Ayat-ayat Al-Qur'an sering kali menyajikan dialog tajam antara wahyu ilahi dan praktik kesyirikan yang telah mengakar dalam masyarakat jahiliyah. Salah satu teguran keras namun mendidik tersebut terdapat dalam Surah An-Nahl ayat 35. Ayat ini secara lugas menyoroti kebodohan logika kaum musyrikin yang menyekutukan Allah SWT dengan perantara atau sesembahan lain yang sama sekali tidak memiliki kekuasaan untuk memberi manfaat atau menimpakan mudharat.
Ayat ini mengungkap alasan utama mengapa kaum musyrik kala itu memilih jalan kesyirikan. Mereka tidak mengklaim bahwa berhala atau tandingan itu setara dengan Allah. Justru, mereka mengakui superioritas Allah, namun berdalih bahwa penyembahan terhadap sesembahan lain tersebut hanyalah sebagai wasilah (perantara) agar lebih dekat kepada Allah (li yuqarribūna Allāha zulfā).
Alasan "agar mendekatkan kepada Allah" adalah salah satu benteng argumen terkuat yang dibangun oleh kaum penyembah berhala. Mereka merasa kurang layak atau jauh untuk langsung berkomunikasi dengan Tuhan Yang Maha Tinggi, sehingga membutuhkan perantara yang mereka anggap lebih dekat atau lebih memahami sifat-sifat Allah.

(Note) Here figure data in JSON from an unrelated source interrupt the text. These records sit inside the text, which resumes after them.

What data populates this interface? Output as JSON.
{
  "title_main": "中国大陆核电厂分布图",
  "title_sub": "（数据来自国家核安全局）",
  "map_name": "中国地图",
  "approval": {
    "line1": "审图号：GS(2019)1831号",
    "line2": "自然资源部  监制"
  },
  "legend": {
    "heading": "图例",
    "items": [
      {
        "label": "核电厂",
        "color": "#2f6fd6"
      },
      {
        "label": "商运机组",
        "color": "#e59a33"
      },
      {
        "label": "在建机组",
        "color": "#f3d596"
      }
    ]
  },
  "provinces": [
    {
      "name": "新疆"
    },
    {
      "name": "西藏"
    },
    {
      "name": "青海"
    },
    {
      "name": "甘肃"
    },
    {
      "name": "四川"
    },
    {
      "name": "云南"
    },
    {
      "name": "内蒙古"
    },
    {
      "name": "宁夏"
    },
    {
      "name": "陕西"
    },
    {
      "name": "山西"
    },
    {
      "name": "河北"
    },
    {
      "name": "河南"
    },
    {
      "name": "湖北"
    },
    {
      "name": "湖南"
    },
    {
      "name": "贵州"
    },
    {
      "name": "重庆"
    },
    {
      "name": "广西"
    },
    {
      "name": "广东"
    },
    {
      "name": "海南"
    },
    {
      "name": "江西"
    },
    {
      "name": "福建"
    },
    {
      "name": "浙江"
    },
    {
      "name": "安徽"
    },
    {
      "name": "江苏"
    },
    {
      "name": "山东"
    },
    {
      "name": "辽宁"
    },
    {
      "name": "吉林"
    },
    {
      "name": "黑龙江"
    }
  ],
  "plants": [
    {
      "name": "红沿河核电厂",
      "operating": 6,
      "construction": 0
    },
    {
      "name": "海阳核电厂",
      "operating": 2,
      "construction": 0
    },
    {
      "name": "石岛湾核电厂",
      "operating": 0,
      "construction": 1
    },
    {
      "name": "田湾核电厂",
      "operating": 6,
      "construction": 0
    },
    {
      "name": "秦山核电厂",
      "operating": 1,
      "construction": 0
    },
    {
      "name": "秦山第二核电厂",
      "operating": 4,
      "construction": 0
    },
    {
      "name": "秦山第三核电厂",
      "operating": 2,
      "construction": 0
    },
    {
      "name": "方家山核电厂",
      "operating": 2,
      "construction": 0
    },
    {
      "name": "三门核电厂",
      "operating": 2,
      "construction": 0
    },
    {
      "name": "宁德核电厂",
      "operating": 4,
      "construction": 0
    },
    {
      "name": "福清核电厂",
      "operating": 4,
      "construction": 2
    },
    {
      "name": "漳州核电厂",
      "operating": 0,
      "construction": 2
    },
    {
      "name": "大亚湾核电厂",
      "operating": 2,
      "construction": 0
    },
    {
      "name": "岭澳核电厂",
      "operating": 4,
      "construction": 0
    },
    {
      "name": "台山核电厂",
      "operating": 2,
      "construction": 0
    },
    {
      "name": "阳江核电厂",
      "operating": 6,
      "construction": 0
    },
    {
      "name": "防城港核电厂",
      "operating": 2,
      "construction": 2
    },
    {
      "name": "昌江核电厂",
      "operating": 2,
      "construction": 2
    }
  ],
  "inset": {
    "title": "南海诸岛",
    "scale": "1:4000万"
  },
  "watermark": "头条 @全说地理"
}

Namun, Islam melalui ayat ini membongkar logika tersebut. Dalam Tauhid (meng-Esakan Allah), konsep perantara dalam ibadah adalah sebuah kekeliruan fatal. Allah adalah Al-Hayyu (Yang Maha Hidup) dan Al-Qayyum (Yang Berdiri Sendiri). Dialah yang Maha Mendengar (As-Samī') dan Maha Mengetahui (Al-'Alīm).
Keterbatasan manusiawi yang memerlukan perantara tidak berlaku bagi hubungan seorang hamba dengan Penciptanya. Kerinduan untuk mendekat kepada Allah adalah panggilan yang murni, dan jalan untuk mendekat adalah dengan ketaatan langsung, bukan dengan menyembah makhluk lain. Mengalihkan ibadah kepada selain Allah, walau niatnya baik (ingin mendekat), sejatinya merupakan bentuk pengkhianatan terhadap hakikat ibadah itu sendiri.
Bagian akhir ayat ini memberikan peringatan keras: "Sungguh, Allah akan memutuskan di antara mereka tentang apa yang mereka perselisihkan." Ini adalah penegasan tentang otoritas tunggal Allah dalam menentukan mana yang benar dan mana yang salah. Perselisihan mengenai siapa yang berhak disembah—Allah semata atau perantara—akan berakhir pada hari keputusan di mana tidak ada lagi ruang untuk pembelaan.
Konsekuensi dari klaim dusta tersebut dilanjutkan dengan penekanan pada sifat orang-orang yang tetap mempertahankan kesyirikan ini:
Ayat An-Nahl 35 ini menjadi landasan kuat bagi umat Islam untuk memahami bahwa inti ajaran kenabian adalah memurnikan ibadah hanya kepada Allah. Upaya manusia untuk "mempermudah" jalan menuju Allah melalui penyembahan lain adalah jalan yang justru menjauhkan mereka dari rahmat dan petunjuk-Nya. Allah menegaskan bahwa Dia tidak akan memberikan hidayah kepada mereka yang mendustakan kebenaran (Tauhid) dan terus-menerus melakukan kekafiran.
Oleh karena itu, tafsir ayat ini mengajarkan kita untuk introspeksi: apakah dalam praktik keagamaan kita, masih tersisa sedikit pun bentuk pengalihan ibadah atau penyembahan kepada selain Allah, terlepas dari niat awal kita? Jalan kedekatan yang hakiki hanyalah melalui ketundukan total dan ikhlas hanya kepada Sang Pencipta.